Italian universities have caught the wacky degree bug with a bewildering range of unregulated masters that has grown fourfold since 2001 and by 24 per cent in just the past year.
Officials fear they are stoking unrealistic career ambitions among students and their parents.
The University of L'Aquila, for instance, runs a course in international rugby management. On offer elsewhere are masters in language and values in television films; perfumes, scents and natural aromas; food design; and management of large wild mammals in the Alps.
The programmes, aimed at students with first or second degrees, cost €1,000-€3,000 (£670-£2,000).
Elena Montecchi, Undersecretary at the Culture Ministry, commented: "You do not become a film director with a 60-hour masters."
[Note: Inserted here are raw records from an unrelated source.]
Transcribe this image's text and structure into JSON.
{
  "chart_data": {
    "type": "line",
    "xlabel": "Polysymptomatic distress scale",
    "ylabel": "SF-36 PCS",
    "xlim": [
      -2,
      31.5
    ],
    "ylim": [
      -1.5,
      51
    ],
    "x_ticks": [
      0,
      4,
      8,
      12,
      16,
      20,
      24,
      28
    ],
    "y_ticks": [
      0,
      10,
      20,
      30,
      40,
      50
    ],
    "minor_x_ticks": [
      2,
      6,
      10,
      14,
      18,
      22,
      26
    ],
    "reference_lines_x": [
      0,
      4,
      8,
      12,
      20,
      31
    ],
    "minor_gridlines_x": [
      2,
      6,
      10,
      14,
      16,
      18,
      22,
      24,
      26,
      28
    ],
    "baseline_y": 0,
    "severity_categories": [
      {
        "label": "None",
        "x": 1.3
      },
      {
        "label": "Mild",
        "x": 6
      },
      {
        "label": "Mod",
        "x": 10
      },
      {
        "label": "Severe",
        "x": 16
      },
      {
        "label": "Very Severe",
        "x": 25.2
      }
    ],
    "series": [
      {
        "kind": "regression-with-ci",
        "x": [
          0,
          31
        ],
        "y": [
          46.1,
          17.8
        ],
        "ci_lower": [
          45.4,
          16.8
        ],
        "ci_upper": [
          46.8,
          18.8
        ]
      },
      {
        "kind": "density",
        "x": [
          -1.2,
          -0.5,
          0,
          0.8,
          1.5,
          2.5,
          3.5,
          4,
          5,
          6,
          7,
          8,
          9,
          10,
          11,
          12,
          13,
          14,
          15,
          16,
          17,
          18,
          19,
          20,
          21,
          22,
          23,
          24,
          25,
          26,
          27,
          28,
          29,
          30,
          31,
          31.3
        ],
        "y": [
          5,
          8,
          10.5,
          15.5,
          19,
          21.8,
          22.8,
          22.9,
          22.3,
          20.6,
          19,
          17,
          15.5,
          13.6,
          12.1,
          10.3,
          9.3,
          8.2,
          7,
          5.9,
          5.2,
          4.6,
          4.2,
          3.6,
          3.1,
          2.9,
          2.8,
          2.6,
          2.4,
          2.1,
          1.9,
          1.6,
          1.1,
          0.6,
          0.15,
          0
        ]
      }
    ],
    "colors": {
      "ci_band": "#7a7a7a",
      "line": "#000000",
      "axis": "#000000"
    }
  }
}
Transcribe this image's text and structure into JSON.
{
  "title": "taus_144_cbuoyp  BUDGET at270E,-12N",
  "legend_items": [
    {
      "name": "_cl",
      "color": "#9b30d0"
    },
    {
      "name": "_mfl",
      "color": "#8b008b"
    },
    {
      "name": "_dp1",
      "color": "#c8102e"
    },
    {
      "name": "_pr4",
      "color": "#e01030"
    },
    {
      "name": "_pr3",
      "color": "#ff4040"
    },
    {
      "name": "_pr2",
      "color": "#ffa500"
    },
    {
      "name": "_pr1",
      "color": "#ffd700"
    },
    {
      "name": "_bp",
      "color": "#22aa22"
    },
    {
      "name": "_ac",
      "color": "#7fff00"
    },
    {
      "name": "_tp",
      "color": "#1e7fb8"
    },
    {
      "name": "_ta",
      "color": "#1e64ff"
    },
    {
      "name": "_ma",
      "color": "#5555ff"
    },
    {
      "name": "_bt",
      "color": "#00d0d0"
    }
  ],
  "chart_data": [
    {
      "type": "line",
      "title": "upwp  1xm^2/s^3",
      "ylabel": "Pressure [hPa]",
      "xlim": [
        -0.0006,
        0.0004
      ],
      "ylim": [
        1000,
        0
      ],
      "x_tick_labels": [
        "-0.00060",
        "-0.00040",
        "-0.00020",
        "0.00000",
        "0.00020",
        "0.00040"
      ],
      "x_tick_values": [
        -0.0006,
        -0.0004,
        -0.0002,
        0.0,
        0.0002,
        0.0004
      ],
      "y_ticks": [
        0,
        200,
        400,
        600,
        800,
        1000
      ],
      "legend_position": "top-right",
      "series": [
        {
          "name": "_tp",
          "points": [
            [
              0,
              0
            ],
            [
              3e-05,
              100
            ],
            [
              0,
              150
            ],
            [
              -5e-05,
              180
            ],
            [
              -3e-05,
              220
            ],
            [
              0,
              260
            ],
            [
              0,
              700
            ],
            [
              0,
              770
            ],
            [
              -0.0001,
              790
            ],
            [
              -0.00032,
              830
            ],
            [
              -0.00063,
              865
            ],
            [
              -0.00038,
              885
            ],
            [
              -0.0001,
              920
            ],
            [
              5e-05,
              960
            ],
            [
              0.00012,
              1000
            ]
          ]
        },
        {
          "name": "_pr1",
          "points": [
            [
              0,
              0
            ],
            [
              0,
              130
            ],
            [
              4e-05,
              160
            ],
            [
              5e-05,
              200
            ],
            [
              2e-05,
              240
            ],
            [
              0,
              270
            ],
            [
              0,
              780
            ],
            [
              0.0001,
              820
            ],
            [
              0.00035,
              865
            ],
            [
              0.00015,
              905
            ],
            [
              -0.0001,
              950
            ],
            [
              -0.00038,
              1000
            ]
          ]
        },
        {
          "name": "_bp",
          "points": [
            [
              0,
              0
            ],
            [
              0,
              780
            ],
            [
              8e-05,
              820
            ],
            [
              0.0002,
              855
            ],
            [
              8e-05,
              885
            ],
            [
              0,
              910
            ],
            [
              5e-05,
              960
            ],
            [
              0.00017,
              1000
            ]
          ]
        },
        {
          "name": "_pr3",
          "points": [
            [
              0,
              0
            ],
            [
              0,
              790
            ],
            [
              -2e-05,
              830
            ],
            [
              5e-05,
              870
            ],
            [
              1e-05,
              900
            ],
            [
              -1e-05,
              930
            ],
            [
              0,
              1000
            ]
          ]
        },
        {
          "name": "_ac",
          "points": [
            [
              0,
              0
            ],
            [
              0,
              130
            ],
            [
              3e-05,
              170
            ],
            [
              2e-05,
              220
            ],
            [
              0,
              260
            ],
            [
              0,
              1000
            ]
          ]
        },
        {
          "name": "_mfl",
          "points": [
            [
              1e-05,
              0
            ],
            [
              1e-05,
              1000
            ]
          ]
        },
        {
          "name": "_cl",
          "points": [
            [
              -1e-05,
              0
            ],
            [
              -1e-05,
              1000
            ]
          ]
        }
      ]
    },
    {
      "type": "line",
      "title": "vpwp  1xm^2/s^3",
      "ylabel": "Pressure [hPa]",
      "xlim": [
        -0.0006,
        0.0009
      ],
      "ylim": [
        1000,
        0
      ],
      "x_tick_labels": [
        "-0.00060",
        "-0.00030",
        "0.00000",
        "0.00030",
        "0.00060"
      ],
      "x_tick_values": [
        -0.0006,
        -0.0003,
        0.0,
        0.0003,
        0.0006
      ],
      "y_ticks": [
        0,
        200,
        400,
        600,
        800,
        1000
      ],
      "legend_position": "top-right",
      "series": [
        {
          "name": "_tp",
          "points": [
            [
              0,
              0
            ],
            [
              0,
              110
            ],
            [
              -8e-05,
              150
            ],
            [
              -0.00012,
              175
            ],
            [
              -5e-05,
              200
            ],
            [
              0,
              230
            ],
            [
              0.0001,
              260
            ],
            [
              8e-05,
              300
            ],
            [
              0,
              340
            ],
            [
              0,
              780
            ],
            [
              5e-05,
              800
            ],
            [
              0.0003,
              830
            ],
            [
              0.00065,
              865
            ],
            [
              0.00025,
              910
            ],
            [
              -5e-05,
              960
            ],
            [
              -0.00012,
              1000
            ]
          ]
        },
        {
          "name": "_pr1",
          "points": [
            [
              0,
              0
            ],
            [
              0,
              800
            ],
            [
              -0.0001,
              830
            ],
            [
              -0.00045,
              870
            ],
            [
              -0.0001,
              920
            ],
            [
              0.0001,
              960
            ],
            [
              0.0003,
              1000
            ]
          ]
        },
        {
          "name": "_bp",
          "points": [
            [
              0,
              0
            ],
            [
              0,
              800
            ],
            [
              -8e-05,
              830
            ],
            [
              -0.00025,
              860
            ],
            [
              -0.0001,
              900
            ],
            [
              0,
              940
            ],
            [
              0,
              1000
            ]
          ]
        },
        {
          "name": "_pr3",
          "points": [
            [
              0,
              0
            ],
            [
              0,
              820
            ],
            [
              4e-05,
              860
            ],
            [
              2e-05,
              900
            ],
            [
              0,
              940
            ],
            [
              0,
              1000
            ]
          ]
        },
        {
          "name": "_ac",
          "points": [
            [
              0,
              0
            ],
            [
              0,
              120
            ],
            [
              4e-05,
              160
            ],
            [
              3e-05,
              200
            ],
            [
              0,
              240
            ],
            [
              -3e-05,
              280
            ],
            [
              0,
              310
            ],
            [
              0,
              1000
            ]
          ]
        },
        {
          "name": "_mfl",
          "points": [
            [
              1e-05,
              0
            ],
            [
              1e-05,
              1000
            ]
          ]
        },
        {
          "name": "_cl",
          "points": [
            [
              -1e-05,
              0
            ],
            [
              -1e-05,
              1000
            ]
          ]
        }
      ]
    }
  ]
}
Critics complain that the programmes create the illusion of a pathway to a profession - a claim refuted by reliable graduate employment statistics.
Masters in fields such as the media, communications and cultural management are cited as not being relevant to job-market demands.
Luciano Modica, Undersecretary at the University Ministry, former president of the Rectors' Conference and a former rector of Siena University, said:
"We are worried that this gives students and parents unrealistic expectations of career opportunities."
He added: "There is nothing we can do. A masters has no legal value.
Universities are free to run courses without ministry guidance.
"If there are masters that students pay for, but that are pointless in terms of serious training or job opportunities, it is an ethical issue rather than a legal one."